Transferring Property To Reduce The Asset Pool

After separation, a party may attempt to reduce the asset pool before they are going to divide the matrimonial property.

They may do this by transferring it out of their name in order to ‘protect’ them from the property settlement.

Disposal of property can occur by way of sale, transfer, assignment or gift. This is often done without consultation with the other party or prior notice.

This can result in skewing the overall property settlement unfairly in favour of the party responsible for the disposal.

In considering how to divide the property, the Courts must establish what assets and liabilities make up the combined asset pool.

This includes all property and liabilities which is held, controlled or owned by you and your former partner prior, during or after the duration of the relationship.
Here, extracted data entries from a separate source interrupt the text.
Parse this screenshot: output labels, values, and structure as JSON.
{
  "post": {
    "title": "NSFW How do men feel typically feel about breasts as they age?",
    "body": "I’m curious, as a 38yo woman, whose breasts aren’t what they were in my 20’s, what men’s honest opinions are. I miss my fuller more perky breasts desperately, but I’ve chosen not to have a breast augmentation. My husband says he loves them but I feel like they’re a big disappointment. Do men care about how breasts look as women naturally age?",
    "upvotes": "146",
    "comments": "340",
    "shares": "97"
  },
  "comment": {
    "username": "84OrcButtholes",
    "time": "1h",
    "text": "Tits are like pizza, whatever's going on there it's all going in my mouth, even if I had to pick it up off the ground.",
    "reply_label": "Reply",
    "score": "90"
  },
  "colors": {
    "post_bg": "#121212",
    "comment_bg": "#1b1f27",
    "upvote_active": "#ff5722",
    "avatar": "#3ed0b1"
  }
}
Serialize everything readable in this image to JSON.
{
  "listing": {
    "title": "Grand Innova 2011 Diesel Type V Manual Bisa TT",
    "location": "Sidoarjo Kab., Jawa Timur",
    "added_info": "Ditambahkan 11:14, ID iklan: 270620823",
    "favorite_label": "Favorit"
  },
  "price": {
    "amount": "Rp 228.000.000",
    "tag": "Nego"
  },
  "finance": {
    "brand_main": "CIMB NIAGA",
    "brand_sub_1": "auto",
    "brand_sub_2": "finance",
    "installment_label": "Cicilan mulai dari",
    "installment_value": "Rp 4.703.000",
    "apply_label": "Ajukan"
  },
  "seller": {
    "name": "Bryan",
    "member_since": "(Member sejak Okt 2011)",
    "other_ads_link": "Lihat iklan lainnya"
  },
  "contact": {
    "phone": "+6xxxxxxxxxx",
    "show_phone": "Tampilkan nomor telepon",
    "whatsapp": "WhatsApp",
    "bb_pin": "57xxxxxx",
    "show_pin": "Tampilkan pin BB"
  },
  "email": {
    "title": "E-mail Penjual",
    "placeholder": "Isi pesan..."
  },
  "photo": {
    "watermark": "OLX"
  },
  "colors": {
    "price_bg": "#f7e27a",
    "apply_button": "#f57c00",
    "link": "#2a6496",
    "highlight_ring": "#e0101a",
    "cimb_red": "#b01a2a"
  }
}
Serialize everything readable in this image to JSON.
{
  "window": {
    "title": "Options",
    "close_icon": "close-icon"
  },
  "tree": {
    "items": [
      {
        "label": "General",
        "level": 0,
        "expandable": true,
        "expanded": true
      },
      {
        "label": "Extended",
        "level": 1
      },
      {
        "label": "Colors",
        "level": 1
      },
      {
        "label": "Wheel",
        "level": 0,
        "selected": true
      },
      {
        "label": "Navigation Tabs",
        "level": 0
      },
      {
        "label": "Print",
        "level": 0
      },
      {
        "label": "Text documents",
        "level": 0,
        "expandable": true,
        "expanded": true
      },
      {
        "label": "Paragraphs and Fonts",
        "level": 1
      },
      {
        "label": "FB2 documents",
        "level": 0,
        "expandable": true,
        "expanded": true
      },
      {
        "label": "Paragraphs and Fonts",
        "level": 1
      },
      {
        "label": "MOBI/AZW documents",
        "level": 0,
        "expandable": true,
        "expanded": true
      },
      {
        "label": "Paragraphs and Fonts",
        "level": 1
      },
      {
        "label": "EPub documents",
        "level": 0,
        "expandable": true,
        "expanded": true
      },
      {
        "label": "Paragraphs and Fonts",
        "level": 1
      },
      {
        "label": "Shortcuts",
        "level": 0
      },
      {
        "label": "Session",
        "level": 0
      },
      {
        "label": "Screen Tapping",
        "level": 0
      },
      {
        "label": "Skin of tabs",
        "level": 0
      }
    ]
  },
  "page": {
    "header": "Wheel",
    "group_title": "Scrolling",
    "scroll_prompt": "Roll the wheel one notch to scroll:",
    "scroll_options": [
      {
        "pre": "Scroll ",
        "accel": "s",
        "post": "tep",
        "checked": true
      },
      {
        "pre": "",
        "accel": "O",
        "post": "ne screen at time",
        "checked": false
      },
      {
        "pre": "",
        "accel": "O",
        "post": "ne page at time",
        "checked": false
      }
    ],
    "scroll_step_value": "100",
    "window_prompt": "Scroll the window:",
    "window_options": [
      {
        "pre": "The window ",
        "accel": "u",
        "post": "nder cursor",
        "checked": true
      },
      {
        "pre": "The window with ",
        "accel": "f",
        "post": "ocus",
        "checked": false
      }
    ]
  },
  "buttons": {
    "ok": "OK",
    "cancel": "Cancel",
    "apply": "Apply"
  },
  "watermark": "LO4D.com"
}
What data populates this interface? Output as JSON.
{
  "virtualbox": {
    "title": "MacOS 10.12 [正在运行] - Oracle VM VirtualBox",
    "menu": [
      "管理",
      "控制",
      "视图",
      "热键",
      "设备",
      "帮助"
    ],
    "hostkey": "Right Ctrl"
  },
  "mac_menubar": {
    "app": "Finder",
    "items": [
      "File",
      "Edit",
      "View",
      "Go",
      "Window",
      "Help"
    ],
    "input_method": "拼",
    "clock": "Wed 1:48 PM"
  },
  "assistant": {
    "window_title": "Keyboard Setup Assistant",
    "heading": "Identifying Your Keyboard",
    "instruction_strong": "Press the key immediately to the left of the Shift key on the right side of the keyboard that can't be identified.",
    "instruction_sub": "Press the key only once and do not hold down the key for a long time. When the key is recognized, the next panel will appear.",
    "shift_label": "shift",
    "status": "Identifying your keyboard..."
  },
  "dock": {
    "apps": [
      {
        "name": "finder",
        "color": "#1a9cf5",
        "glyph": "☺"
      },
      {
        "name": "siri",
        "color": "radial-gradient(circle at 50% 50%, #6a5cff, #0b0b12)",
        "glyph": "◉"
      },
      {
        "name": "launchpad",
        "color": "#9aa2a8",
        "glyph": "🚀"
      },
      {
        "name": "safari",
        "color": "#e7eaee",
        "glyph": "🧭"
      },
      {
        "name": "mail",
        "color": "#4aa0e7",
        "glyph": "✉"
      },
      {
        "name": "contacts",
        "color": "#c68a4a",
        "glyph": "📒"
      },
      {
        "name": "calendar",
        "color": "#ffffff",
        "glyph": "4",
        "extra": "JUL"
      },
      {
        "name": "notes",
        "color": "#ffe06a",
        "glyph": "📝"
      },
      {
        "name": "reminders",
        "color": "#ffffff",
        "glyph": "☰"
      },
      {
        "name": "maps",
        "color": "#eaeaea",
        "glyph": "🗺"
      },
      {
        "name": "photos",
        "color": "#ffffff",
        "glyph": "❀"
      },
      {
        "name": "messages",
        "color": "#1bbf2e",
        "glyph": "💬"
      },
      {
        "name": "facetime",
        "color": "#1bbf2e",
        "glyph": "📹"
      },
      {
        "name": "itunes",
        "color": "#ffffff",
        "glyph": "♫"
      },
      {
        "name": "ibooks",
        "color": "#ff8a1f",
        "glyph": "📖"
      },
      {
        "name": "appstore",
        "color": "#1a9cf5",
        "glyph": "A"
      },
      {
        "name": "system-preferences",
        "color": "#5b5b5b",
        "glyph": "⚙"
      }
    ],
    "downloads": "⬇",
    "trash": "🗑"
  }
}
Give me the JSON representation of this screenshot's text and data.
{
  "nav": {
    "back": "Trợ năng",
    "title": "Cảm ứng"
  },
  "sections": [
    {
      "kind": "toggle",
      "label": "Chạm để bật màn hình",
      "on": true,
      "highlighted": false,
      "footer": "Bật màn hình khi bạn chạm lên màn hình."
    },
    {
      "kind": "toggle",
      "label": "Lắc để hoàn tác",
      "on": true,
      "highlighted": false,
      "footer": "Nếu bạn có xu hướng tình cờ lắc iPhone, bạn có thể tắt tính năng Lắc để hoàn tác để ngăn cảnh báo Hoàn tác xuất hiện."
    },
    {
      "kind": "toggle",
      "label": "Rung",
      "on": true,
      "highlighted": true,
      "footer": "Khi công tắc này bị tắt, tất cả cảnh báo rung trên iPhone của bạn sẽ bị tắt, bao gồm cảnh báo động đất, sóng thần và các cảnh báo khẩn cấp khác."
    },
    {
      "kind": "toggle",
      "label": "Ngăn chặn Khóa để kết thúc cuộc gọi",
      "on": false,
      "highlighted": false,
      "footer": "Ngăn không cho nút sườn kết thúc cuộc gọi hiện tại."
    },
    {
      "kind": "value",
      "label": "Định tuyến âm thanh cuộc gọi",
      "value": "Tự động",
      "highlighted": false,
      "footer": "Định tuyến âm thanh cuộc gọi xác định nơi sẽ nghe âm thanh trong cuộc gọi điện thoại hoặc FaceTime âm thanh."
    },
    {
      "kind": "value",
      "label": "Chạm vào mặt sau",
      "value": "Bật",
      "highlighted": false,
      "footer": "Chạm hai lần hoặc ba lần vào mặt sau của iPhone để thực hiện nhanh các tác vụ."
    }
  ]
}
Can I sell my assets to reduce my property pool?

Rule 13.01 of the Family Law Rules 2004 require each party to give ‘full and frank disclosure of all information relevant to the case, in a timely manner’.

Regarding the disposal of an interest in a property, Rule 13.04 of the Family Law Rules 2004 states that the party disposing of their interest must provide disclosure to the other party if the transaction occurs in the 12 months immediately prior to separation or any time after separation.

Disclosure of information to the other party can be by producing documents, disclosing financial circumstances or responding to relevant questions.

It is important to note that Rules 13.01 and 13.04 of the Family Law Rules 2004 do not stop a party from ever making any transactions in the period after separation and before finalisation of the property settlement.

Parties can do so, but they must keep the other party up to date if they dispose of any interest in their property. They must do so by providing ongoing disclosure during the property settlement proceedings.


Can I transfer property out of my name?

Another issue that arises in family law matters, is when a party disposes of property under market value or potentially even for free.

This will deplete the value of the asset pool.

If so, the other party to the proceedings can produce evidence in relation to that transaction.

If it is proved that the transaction did not receive a return, or the return was less than the market value, the Court may take into account the shortfall amount and ‘add back’ the value to the other party.

Alternatively, the Court may also consider the transaction when calculating the ‘just and equitable’ distribution of property.

If the unprofitable transaction is considered as ‘wasting’ the previously owned asset, the Court may exercise discretion in splitting the property more heavily towards the party not responsible for the disposal of interest.